Jo Saleska

In the coming weeks, we will feature Q&As with the contributors to this year’s Best Debut Short Stories anthology, published by Catapult. These stories were selected for the 2023 PEN/Robert J. Dau Short Story Prize for Emerging Writers by judges Venita Blackburn, Richard Chiem, and Dantiel W. Moniz.

Jo Saleska lives and writes in St. Louis, Missouri. Her fiction appears in Peatsmoke, Fauxmoir, Bone Parade, and elsewhere. Her story “Insomnia,” published by Alternating Current Press, was nominated for Best Microfiction 2023. She has an MA in literature from the University of Missouri, Columbia and recently completed her MFA at the University of Missouri, St. Louis, where she was awarded the Mary Troy Prize for Fiction. Find her at josaleska.com.

“Acts of Creation” was originally published in Peatsmoke.

Here is an excerpt: 

Dr. Mann assures me that nightmares, too, are common. […] I have dreamt of giving birth to a child with six mouths, all of which are insatiably hungry, and of one with beady eyes on the tips of each of its fingers, which watch me wherever I go. Tonight, I dream that I give birth to my tablemate’s cerulean statue. It cries blue paint, leaves blue handprints all over our upholstery. My husband is disappointed because he was so hoping for a boy. 

When I wake, sunlight pulses through the blinds, sending fiery lines across the bed. I draw myself a bath and slide into the water, letting the cold push the air from the pit of my lungs.


What inspired you to write “Acts of Creation?” Where did the idea come from?

Maybe this is a boring answer, but I revised my way into the idea. I wrote the first version of the story longhand in a spiral notebook one night when I couldn’t sleep. The main character was a newly married woman who inexplicably receives a live garden gnome in the mail. The narrative was quirky and strange, and it had a strong voice, but the story wasn’t really about anything. I revised it probably a dozen times and sent it out to journals, but none picked it up—for good reason. When I got pregnant, a few months before the first COVID-19 lockdowns, I picked the story up and started revising again. My experiences with pregnancy (and that good ol’ pregnancy-in-a-pandemic angst) worked their way into my revisions, and things finally started clicking. I was like, “Ah! This is what the story is about!”

You say: “Women made all of humankind. We literally make people. There’s a bit of a double entendre here, what with the main character about to give birth and her tablemate’s statue coming to life later in the story–how do these two things correlate? What do they reveal about the expectation for women to provide?

I heard a woman artist say some version of those words on a podcast interview years ago, and it stuck with me because it’s brilliant. I cannot now remember who said it, or even the name of the podcast, but as I was revising “Acts,” the idea found its way into the dialogue. 

Yes, the main character is absolutely grappling with the expectation that women must set aside all else—career, artistic pursuits, personal pleasures and comforts, physical and psychological autonomy, etc.—to serve their children and future children. She deeply desires to make art, but as she prepares to give birth, she sees the possibility of creating anything worthwhile narrowing.

But as her tablemate points out, making and raising a human is itself an extraordinarily creative act. Are not we all just fleshy, rebellious little sculptures that move about the world, evoke emotion, make impact? So, the main character is left wrestling with one of the many paradoxes of motherhood: she is (justifiably) frightened that pregnancy and parenting will rob her of her ability to create; yet she is also already engaging in her own act of creation.

What do you hope readers take away from your story?

I hope readers feel seen.

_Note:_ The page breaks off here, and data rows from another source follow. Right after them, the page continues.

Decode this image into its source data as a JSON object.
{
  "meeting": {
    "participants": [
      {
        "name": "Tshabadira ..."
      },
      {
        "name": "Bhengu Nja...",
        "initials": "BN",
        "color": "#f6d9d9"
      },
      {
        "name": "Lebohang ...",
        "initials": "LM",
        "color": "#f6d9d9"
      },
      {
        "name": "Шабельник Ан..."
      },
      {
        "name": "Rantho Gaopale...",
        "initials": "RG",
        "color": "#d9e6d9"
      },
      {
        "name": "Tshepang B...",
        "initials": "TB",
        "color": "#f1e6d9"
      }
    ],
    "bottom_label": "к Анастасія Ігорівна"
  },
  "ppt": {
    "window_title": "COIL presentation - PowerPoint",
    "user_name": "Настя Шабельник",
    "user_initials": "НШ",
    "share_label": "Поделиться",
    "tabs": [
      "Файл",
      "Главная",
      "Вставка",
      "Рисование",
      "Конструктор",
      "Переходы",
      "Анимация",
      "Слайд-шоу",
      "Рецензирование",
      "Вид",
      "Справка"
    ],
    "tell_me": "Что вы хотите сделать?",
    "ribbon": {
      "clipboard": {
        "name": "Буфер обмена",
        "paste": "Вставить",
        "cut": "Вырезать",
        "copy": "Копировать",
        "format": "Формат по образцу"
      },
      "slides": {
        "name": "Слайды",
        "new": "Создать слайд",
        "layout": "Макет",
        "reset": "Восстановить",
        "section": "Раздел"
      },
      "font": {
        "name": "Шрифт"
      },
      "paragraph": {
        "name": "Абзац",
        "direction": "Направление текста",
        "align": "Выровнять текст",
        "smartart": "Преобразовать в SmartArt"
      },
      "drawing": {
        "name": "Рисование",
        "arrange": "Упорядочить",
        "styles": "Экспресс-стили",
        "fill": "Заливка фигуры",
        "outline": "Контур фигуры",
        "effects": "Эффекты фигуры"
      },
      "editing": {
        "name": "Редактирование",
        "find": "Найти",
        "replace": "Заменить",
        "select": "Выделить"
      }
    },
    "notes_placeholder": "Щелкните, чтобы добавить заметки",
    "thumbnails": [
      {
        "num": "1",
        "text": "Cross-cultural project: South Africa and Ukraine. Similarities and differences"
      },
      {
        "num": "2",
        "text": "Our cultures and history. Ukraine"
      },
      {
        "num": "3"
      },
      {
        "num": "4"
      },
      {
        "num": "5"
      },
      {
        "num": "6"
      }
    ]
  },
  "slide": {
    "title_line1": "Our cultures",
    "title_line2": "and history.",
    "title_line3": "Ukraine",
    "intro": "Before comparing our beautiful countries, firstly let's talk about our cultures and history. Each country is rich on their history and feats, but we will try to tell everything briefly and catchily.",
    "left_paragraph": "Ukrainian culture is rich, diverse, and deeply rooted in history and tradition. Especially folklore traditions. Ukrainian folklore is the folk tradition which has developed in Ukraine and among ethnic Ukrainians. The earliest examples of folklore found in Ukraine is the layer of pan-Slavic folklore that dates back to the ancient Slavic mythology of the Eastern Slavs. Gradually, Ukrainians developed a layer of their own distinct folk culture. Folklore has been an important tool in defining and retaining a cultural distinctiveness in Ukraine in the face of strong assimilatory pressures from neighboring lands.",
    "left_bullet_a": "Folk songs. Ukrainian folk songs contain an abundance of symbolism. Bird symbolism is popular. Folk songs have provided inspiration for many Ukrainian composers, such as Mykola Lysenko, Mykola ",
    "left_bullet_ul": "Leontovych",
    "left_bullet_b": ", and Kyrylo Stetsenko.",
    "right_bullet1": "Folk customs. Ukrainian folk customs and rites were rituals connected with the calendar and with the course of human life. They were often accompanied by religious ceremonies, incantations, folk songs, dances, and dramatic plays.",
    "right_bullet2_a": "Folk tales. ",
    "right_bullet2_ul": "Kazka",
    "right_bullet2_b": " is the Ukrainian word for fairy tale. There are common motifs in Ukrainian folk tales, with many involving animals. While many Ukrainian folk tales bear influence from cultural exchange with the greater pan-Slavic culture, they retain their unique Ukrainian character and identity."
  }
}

If they don’t feel seen, I hope they momentarily experience the “inherent uncanniness of being a woman,” as Carmen Maria Machado puts it. And, of course, I hope readers are entertained and that their imaginations are provoked.

How has the PEN/Robert J. Dau Prize affected you?

I could not be more thankful for this prize, which came at a time when I was swimming in rejections. Even the nomination alone gave me a much-needed confidence boost and served as a reminder to keep going.

What advice would you share with aspiring writers?

Write what you enjoy writing, not what you think other people want to read. Tell your inner critic to shove it. Read a ton, but don’t use reading as an excuse to avoid writing. Be kind to yourself.